Region searchArea = new Region(200, 200, 250, 250);
List<Point> result = quadTree.search(searchArea, null);

Running the code will give us one nearby coordinate contained within the search area:

[[245.0 , 238.0]]

Let’s try a different search area between coordinates (0, 0) and (100, 100):

Region searchArea = new Region(0, 0, 100, 100);
List<Point> result = quadTree.search(searchArea, null);

Running the code will give us two nearby coordinates for the specified search area:

[[21.0 , 25.0], [55.0 , 53.0]]

We observe that depending on the size of the search area, we get zero, one or many points. So, if we’re given a point and asked to find the nearest n neighbors, we could define a suitable search area where the given point is at the center.

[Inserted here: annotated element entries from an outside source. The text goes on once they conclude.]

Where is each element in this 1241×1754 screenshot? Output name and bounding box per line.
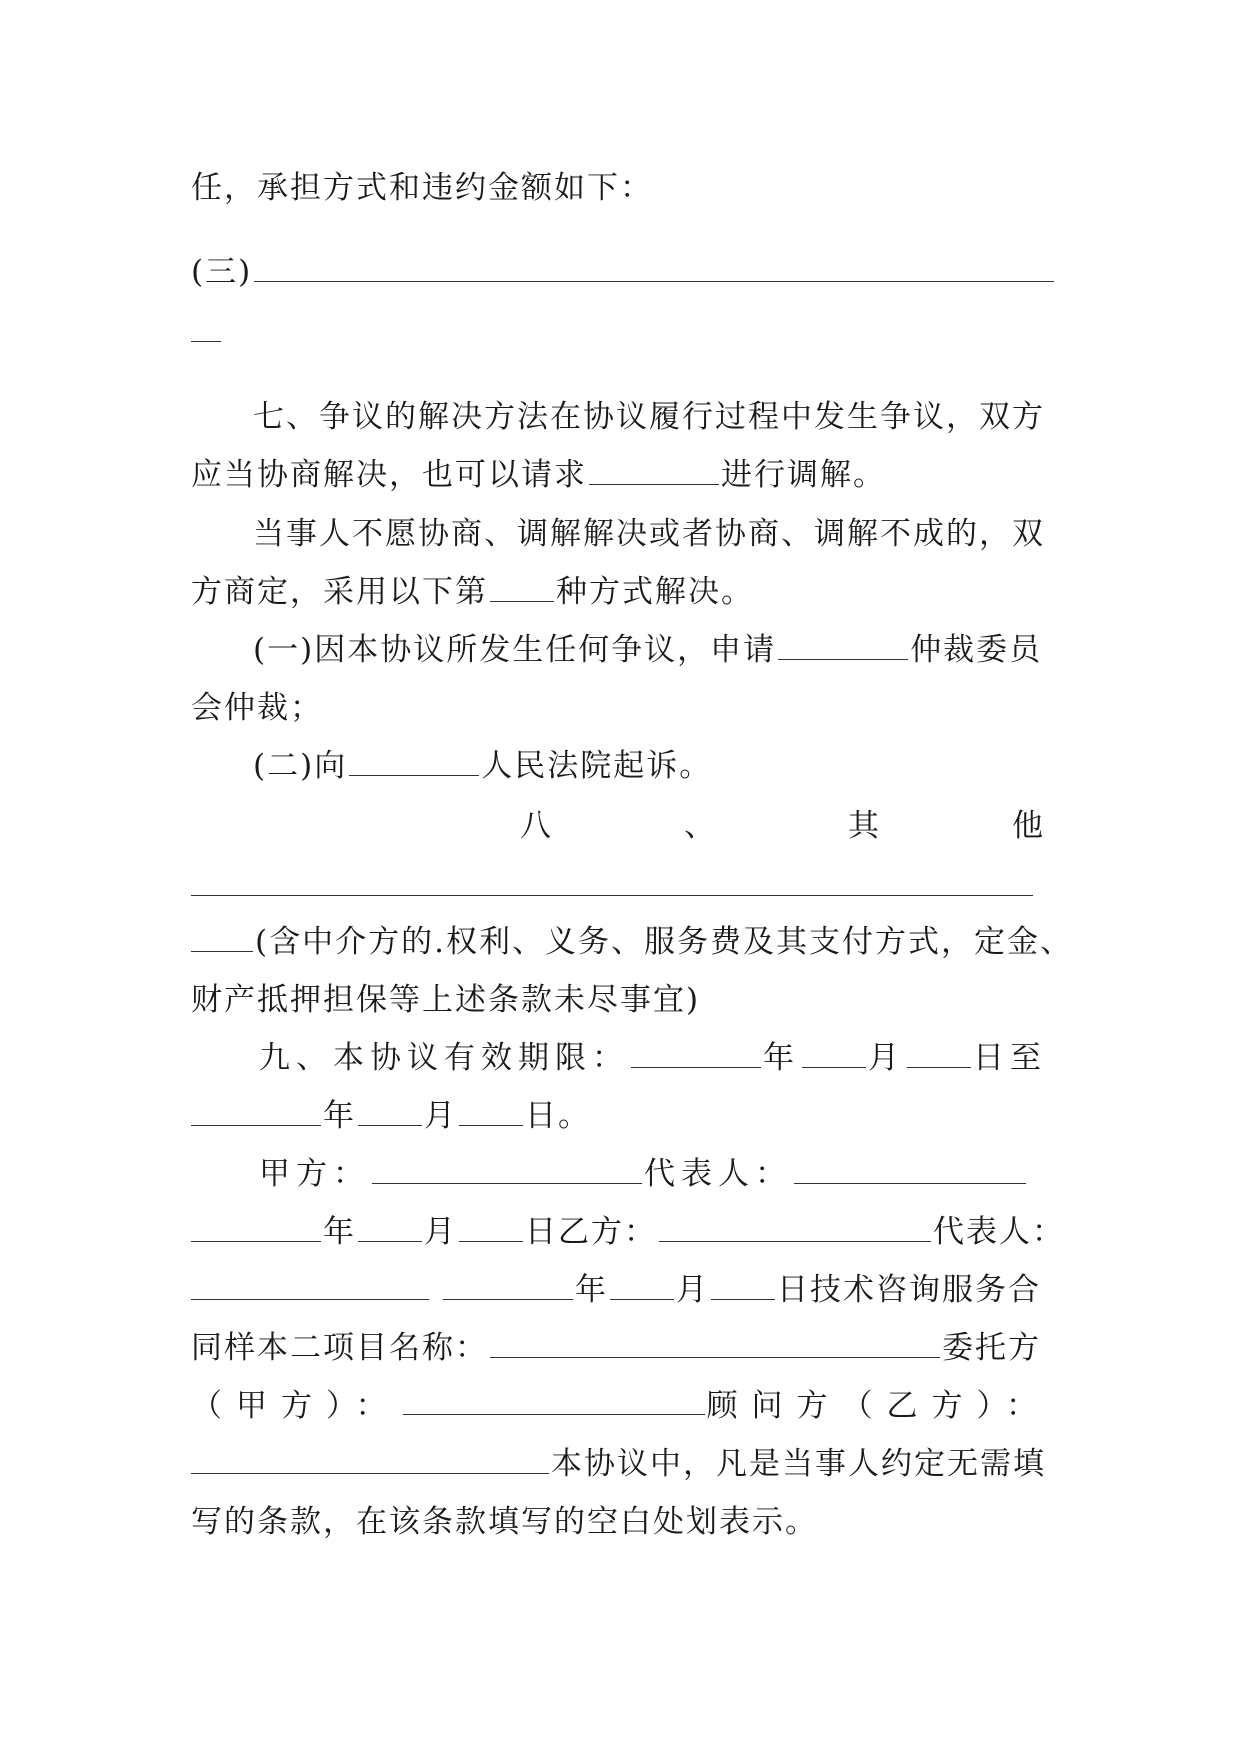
blank-field[interactable] (907, 1039, 971, 1068)
blank-field[interactable] (191, 1445, 549, 1474)
text: 日乙方： (525, 1214, 657, 1250)
text-line (191, 688, 1051, 728)
text: (含中介方的.权利、义务、服务费及其支付方式，定金、 (255, 924, 1073, 960)
text-line (191, 1212, 1065, 1252)
blank-field[interactable] (254, 253, 1054, 282)
text: 顾问方（乙方）： (706, 1388, 1051, 1424)
text: 财产抵押担保等上述条款未尽事宜) (191, 982, 701, 1018)
blank-field[interactable] (490, 1329, 940, 1358)
blank-field[interactable] (659, 1213, 931, 1242)
blank-field[interactable] (191, 923, 253, 952)
text: 会仲裁； (191, 690, 323, 726)
text: 甲方： (259, 1156, 370, 1192)
text: (二)向 (253, 748, 348, 784)
text: 七、争议的解决方法在协议履行过程中发生争议，双方 (253, 399, 1045, 435)
text: 委托方 (942, 1330, 1041, 1366)
text: 八 (520, 808, 553, 844)
text: 写的条款，在该条款填写的空白处划表示。 (191, 1504, 818, 1540)
text: 月 (424, 1098, 457, 1134)
blank-field[interactable] (459, 1097, 523, 1126)
text-line (191, 1270, 1051, 1310)
text: 同样本二项目名称： (191, 1330, 488, 1366)
text: 进行调解。 (721, 457, 886, 493)
text: 当事人不愿协商、调解解决或者协商、调解不成的，双 (253, 516, 1045, 552)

Then, from all the resulting points of the search operation, we can calculate the Euclidean distances between the given points and sort them to get the nearest neighbors.

7. Time Complexity

The time complexity of a range query is simply O(n). The reason is that, in the worst-case scenario, it has to traverse through each item if the search area specified is equal to or bigger than the populated area.

8. Conclusion

In this article, we first understood the concept of a quadtree by comparing it with a binary tree. Next, we saw how it can be used efficiently to store data spread across a two-dimensional space.

We then saw how to store data and perform a range search.

As always, the source code with tests is available over on GitHub.